Growing Wild Edibles and the Transitional to a Fall Garden
This is a tour of our garden which is currently in a transitional stage, it also covers a few of the species I mentioned in yesterday’s show that we have harvested from the wild and now are cultivating in our garden such as purslane, lambs-quarter’s, amaranth and ground cherries.
There is kind of a moment at the end were as I am speaking I really come into touch with the fact that we will be leaving this house behind this winter when we move. While I am very excited to move out of the city it did hit me just a bit that after all the years here of working and making this place into something special it will soon be turned over to someone else, someone who might remove my garden and plant good old civilized grass! While I hope not it is up to the new home owner to either value or devalue the nitrogen rich organic soil we built.
Like I say at the end though, do it even if you will leave at some point, learn, gain the knowledge and make the place better than the way you found it. While I will miss the place I don’t regret one second of the work we put into it or the countless meals that had something we grew for ourselves as part of them.
I am at the BOL today but there will be a show tomorrow it is already prerecorded and ready to go via the magic of automation and the wordpress blog platform,
Jack
Thanks for sharing!
Great job Jack! Really enjoyed the information you shared, keep up the video work when you can, and would love to see videos from the BOL. Again thanx!
Hey, Jack,
Just wanted to chime in about accidentally eating something too hot…it’s actually more effective to eat something oily – like nut butter or coconut oil – to soothe the burn. Water actually pushes the heat of a pepper into the delicate mouth tissue, making it even more painful, which is why it took you 30 minutes to start feeling better.
FYI, in case it should ever happen again. 😉
Any milk product, yogurt is best. Milk protein blocks some receptor or something like that
Great videos, Jack! You gave me a lot to think about for the area around our place.
Thanks!
Jack,
I totally feel you man, Aug 15 2010 I had to walk away from my garden, in full production when my Fiancé and I moved from So Cal to South Dakota. I miss my garden and have no hopes of putting anything in here until May. I too knew that I would one day(any day with little notice) I would be walking away from all of my hard work and leaving it behind for god knows who to do god knows what with what what I sweat and bled to create. But like you said It was a learning experience and we ate from it when we needed it most (7 mo out of work, 3 of those living on our preps) So agian thank you Jack… You have helped us to “Live that better life when times get tough” I don’t know what we would have done with out our preps and our garden!

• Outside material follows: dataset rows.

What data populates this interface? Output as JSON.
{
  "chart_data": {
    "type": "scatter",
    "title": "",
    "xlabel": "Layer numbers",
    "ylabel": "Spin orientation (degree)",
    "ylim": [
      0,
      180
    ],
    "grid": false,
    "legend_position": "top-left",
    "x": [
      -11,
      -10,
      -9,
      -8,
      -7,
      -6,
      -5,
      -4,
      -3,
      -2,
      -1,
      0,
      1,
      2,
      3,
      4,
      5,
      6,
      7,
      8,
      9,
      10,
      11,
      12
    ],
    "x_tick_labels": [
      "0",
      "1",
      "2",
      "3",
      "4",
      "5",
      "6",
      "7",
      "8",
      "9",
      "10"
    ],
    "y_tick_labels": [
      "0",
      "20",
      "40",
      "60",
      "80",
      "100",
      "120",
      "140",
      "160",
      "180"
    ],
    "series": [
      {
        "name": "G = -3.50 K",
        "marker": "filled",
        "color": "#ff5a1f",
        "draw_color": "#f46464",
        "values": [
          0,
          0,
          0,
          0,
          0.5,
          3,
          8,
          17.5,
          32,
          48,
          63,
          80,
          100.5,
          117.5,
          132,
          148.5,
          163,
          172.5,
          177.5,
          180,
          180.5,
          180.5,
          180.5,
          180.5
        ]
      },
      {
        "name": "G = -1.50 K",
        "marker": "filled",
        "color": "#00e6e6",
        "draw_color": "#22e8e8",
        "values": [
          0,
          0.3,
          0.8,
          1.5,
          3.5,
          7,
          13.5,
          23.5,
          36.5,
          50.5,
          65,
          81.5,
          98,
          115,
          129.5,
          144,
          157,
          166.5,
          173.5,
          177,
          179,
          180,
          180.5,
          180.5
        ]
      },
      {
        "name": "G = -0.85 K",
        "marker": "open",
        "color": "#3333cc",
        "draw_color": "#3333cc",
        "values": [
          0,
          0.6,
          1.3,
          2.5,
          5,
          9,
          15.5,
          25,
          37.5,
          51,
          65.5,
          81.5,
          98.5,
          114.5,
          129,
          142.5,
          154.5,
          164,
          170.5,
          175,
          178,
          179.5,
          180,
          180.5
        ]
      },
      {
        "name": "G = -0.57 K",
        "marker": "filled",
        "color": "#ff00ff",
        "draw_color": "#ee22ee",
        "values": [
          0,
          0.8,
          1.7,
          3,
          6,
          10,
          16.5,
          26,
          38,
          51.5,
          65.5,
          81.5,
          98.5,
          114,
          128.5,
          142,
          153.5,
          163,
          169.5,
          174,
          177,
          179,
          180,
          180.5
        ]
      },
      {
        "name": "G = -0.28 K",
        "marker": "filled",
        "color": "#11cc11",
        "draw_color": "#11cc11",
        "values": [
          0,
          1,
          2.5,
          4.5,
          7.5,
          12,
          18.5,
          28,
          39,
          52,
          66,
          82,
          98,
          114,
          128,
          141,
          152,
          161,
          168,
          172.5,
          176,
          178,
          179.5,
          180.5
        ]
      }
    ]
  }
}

Can somebody print the spelling of the wild edibles mentioned in this podcast? I can’t find 3 of them on Google – they sounded like:
“erronia” (tastes like a cranberry),
“sorrell” and
“sumec” (a tree).
Oops, sorry, I just figured it out… I read the wrong podcast notes.
Great videos Jack. Please don’t forget to show your method on separating the seed from the amaranth, as I have some heads drying now and would love some help.
I like your video’s as a nice mix, thanks.
I have Hopi Red growing all over the place; do you mix the seed heads with cereal or bread mix?
Where did you buy the fig tree also?
@Foxy, I use the Hopi Red mostly when very young as a vegetable. The seed/grain is pretty good but things like “golden giant” produce a lot more. I do mix amaranth grain with breads, especially beer bread it gives a great toasty flavor and is so nutritious. I did up some half white half wheat beer bread with amaranth and sunflower seeds (both from the garden) that was so good and grainy. I put some in pancakes the other day, YUM.
Call me crazy but I like to just eat some time to time, like a spoon full raw. I also like it on oatmeal and it is good in granola mixes if you do it in like clumps otherwise small stuff just goes to the bottom.
I have not mixed it with cold cereal but I bet that would be good, I just don’t eat much of that.
Fig? Nothing dramatic they came from Home Depot, 9.99 each!